More KPFA

Carl Remick cremick at rlmnet.com
Fri Jul 16 07:29:16 PDT 1999


The Economist weighs in. From the current issue:

The left's last gasp

Berkeley, California -- A street filled with angry protesters, shouts, chants and songs through the night, the riot squad called in. It sounds like a 35th birthday party for the Free Speech Movement, but what is happening these days in Berkeley, the American capital of protest politics, is quite serious. The city is embroiled in a dispute about the management of KPFA, the oldest listener-sponsored radio station in the United States and long the voice of Berkeley's far left.

Not many years after KPFA was founded, in 1949, by a pacifist called Lewis Hill, it became the first radio station to broadcast a reading of Allen Ginsberg's "Howl". In the 1960s it broadcast live coverage of Berkeley's famous marches and demonstrations, including the Free Speech Movement sit-ins, Black Panther trials and the battle over People's Park. It was on a tape first broadcast on KPFA that Patty Hearst, the kidnapped heiress of the newspaper empire, announced her conversion to her captors' views and called her parents "capitalist pigs".
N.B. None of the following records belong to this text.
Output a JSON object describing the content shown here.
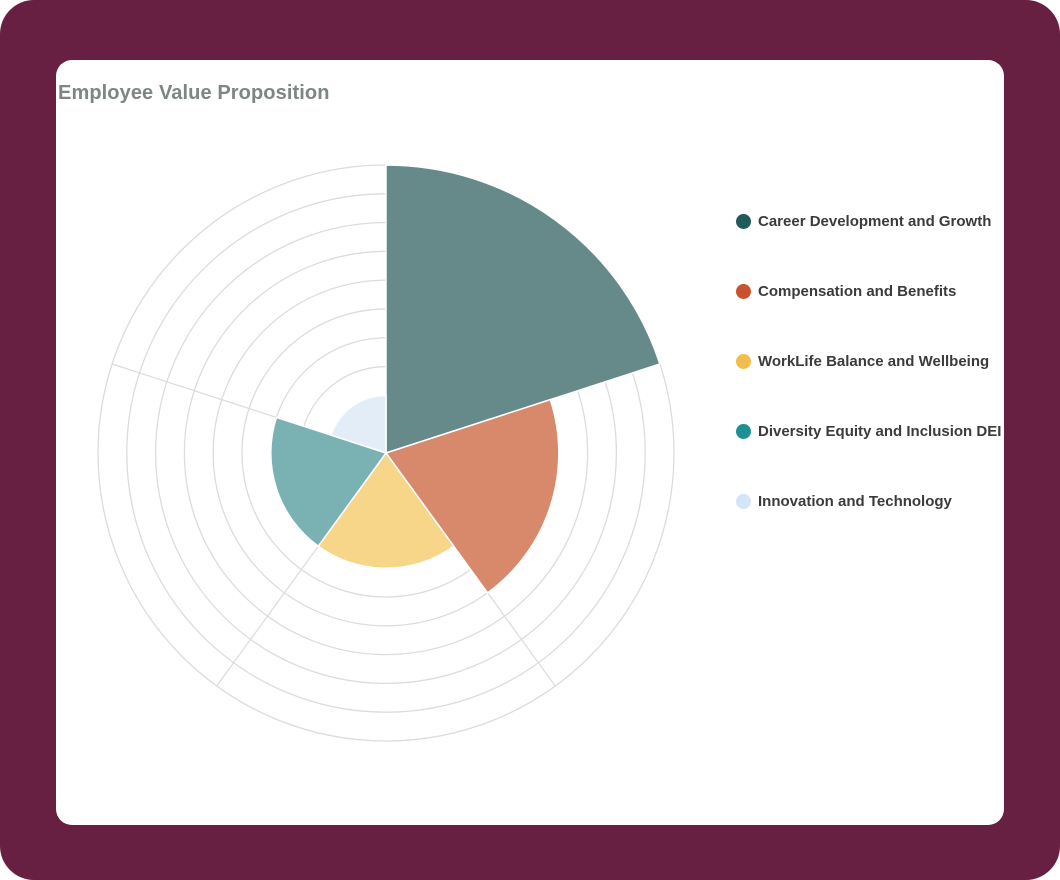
{
  "chart_data": {
    "type": "polar_area",
    "title": "Employee Value Proposition",
    "r_max": 10,
    "r_ticks": [
      1,
      2,
      3,
      4,
      5,
      6,
      7,
      8,
      9,
      10
    ],
    "grid": true,
    "legend_position": "right",
    "series": [
      {
        "label": "Career Development and Growth",
        "value": 10,
        "color": "#1f5a5c",
        "fill": "#668a89"
      },
      {
        "label": "Compensation and Benefits",
        "value": 6,
        "color": "#c9522e",
        "fill": "#d8886b"
      },
      {
        "label": "WorkLife Balance and Wellbeing",
        "value": 4,
        "color": "#f2bd4f",
        "fill": "#f7d589"
      },
      {
        "label": "Diversity Equity and Inclusion DEI",
        "value": 4,
        "color": "#1d9094",
        "fill": "#7ab1b2"
      },
      {
        "label": "Innovation and Technology",
        "value": 2,
        "color": "#d3e6f7",
        "fill": "#e2edf8"
      }
    ]
  }
}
But KPFA is not its own boss. It is part of a stable of five major FM stations owned and operated by the Pacifica Radio Foundation; the others are WBAI in New York city, KPFK in Los Angeles, WPFW in Washington, DC, and KPFT in Houston. Hence the present row. Last March, Pacifica's executive director, Lynn Chadwick, refused to renew the contract of Nicole Sawaya, KPFA's station manager, saying she "was not a team player".

Immediately, KPFA broadcast a report of Ms Sawaya's sacking, calling it a "power-grab" by the network. This brought retribution from Pacifica. Other KPFA journalists were sacked for discussing the matter, and on July 13th Dennis Bernstein, the news director, was physically dragged off the air for mentioning it. It made riveting listening.

Whether the KPFA partisans realise it or not, the problems facing their favourite radio station are the tip of a very large iceberg. Over the years, the Pacifica network has become the only real "alternative" network left in American radio. Programmes distributed by National Public Radio, by far the largest network of listener-supported (or "public") radio stations in the country, have grown increasingly bland. NPR's most popular show-after two drive-time news programmes-is "Car Talk", a call-in programme featuring two voluble brothers who dispense in equal parts mechanical and "relationship" advice. Beyond that, the FM and AM radio dials are crowded with commercial stations, providing a rarely-varying roar of rock, country & western, "oldies", talk and rap. By contrast, Pacifica's most popular network programme is "Democracy Now!", a daily hour-long feature that won an award earlier this year for its coverage of massacres in oil-rich regions of Nigeria.

But if Pacifica's programming has remained defiantly the same, its potential audience has been changing, especially in San Francisco. The number of Latinos, Asians and South Americans in the region has grown markedly, while the white population has declined. At the University of California's Berkeley campus, white, middle-class radicals have long since been supplanted by diligent middle-class students, largely of Asian descent. All the more bizarre, then, that KPFA -- which has the signal and the power to reach 6.5m listeners in the greater Bay Area -- has an audience of about 200,000 who are mostly white, male and over 50.

The chairman of the Pacifica Radio Foundation, Mary Frances Berry -- a black woman who marched with Martin Luther King, who also happens to be the head of the federal Civil Rights Commission -- is keen to shift Pacifica's focus away from radicalism towards the interests of ethnic minorities, which also often go unheard. It would certainly make sense in San Francisco, but others fear -- rightly -- that the attempt to reach new listeners will inevitably dilute the one remaining voice of the far left.